Picture this:
It is the summer of 1999 and I am a freshman at BYU, sitting in the computer lab on the ground floor of the library. We are talking the
old library, my friends. Remember it? A young man sits down next to me. I barely notice and am quite surprised when he starts up a conversation with me. We aren't talking one-word-answers-type-of-conversation. I realize that there is actually a hint of flirtation on his end of it. Hmmmm. I size him up. Cute in a 1990 Bayside High type of way. Floppy blond hair, blue eyes, definitely from Utah. Not my type, but I'm open-minded, right? He asks me what I am working on, which happens to be a paper for my dance class. Aren't I cute and feminine?
And then it happens - the event you envision happening the day you receive your acceptance letter from BYU.
The RM I met five minutes ago asks if I would like to go out sometime.
I say sure.....he gets my number......
And never calls.
WHAT-EVER!
Fast forward to fall semester. It is a misty early morning and I am walking to an 8 am Spanish class (8 AM?! Yes, I was young and stupid). I am headed towards Maiser Hill and right as I walk towards the doughy morning aroma of
Brick Oven, I see Mr. Blondie, the very one who never called. He is across the street from me, and I have no fear of him recognizing me. I
always remember people and they
never remember me. Plus if he did recognize me, he wouldn't want to be seen, right?
The unthinkable happens and he calls my name and crosses the street to come chat me up.
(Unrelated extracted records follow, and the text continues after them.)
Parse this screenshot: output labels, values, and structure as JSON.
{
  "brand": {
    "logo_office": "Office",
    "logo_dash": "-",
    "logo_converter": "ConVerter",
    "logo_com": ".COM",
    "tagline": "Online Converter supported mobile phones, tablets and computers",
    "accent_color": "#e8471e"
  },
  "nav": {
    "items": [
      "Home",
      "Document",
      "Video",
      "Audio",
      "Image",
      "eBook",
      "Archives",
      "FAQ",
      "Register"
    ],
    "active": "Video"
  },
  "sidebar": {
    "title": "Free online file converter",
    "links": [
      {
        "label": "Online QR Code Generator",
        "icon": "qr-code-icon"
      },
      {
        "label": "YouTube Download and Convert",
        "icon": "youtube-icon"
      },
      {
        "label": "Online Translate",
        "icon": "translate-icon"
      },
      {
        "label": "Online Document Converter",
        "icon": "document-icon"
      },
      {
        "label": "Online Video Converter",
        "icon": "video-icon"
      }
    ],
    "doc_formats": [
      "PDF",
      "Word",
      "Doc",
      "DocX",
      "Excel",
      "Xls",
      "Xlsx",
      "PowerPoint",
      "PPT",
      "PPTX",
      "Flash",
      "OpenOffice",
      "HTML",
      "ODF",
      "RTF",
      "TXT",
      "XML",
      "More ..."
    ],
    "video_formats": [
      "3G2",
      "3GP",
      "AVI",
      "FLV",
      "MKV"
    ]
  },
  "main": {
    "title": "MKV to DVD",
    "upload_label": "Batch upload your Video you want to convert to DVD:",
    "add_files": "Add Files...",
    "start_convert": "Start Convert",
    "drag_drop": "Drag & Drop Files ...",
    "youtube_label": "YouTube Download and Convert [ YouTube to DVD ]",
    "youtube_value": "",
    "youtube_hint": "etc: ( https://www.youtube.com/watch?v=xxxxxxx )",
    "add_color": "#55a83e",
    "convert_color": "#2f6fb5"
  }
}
At this point I become very aware of the fact that I have no make-up on, several blemishes, and my greasy hair pulled back. Stupid early morning class. If I am going to run into the guy who never called I want to look hot and adorable all at once (take that, lame-o!), not unwashed and matted (whew, thank goodness I fed that number to my dog).
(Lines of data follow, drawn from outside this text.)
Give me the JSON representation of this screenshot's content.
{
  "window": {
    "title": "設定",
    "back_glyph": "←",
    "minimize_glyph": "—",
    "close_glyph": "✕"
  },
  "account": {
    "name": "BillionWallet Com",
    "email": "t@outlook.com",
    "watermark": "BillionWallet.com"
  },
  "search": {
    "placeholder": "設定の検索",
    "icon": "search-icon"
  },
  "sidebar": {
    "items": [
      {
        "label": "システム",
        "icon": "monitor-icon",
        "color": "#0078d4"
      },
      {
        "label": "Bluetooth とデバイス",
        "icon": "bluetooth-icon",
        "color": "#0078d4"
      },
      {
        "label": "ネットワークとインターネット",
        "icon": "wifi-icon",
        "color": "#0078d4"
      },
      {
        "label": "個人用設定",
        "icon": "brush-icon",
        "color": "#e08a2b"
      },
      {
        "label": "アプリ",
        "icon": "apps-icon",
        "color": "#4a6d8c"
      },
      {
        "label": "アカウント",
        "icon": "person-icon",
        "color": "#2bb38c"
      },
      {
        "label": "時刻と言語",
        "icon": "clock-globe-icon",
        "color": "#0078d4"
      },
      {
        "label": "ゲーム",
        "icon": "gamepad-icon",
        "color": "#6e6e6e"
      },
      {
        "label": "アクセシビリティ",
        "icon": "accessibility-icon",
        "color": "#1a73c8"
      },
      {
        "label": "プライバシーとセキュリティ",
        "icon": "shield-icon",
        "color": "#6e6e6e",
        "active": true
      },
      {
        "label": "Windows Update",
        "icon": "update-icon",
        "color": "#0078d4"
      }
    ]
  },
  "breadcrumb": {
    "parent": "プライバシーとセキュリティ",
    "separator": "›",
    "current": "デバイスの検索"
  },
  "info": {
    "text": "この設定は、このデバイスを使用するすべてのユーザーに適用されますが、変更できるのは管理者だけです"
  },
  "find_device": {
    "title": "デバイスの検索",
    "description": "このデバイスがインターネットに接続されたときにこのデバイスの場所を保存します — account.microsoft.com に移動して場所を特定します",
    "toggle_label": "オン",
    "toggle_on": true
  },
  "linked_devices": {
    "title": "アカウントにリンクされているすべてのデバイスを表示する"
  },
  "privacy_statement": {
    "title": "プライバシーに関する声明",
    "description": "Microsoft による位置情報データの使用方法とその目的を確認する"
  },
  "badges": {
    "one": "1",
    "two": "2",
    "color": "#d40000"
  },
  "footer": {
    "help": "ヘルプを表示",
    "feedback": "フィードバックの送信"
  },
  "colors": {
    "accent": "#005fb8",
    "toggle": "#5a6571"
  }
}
He walks with me and chats away like it hasn't been a month and half since we last (and first) talked, and I start to wonder if maybe he had just previously lost my number or something and actually is interested. I quickly figure out a way to tell.
We are about to reach the corner of campus where you have a choice to go up a very steep group of stairs that takes you straight up to the edge of campus or a gradual ramp which will take you further in. Either way can take you to any building that you might need. Almost everyone chooses the ramp. I usually do.
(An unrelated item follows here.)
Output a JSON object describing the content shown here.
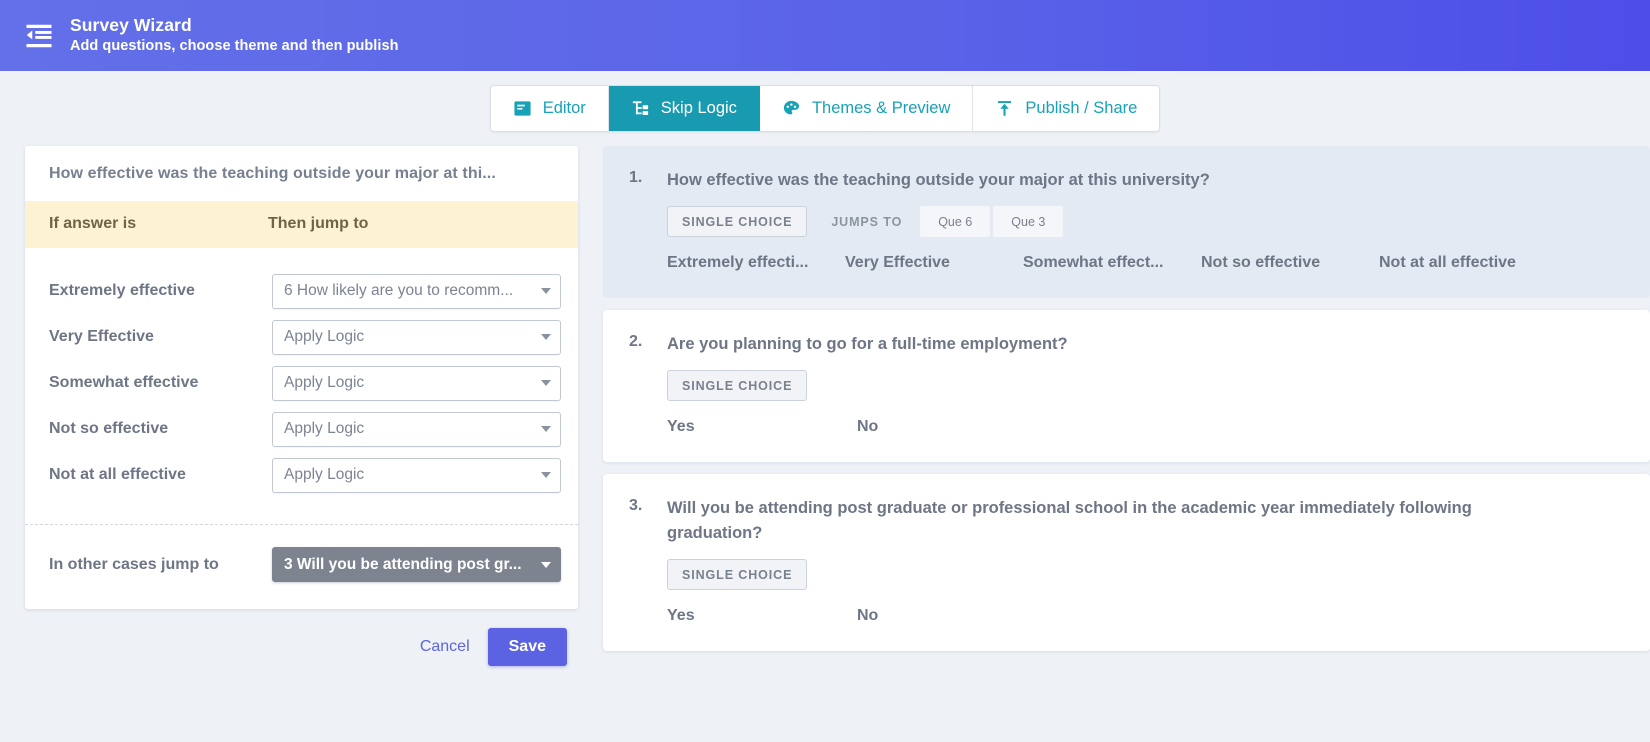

He asks which way I go, and I point towards the steep stairs, testing to see if, in his interest of maintaining contact, he will choose the same way. I picture him trudging up the stairs next to me and breathlessly asking for my number again at the top.
What is his response?
Oh, I take the ramp. See you later.The stairs were especially steep that day.
.................................................................................................
He was the only stranger who has ever come close to hitting on me (and at this point I think he did it on a dare). It hasn't happened since. Now, I know that any time I am in public now I usually have a couple of drooling rug rats hanging off me. And sure, my usual choice of attire - the fuzzy hooded black sweater that is somewhat reminiscent of an ape costume- isn't exactly screaming for that kind of attention.
But not even one measly "How
you doing?" from the homeless-looking guy at the gas station?
Let me tell you ladies, your husband can be the most attractive man in the world (and mine is), and that'll still keep you humble.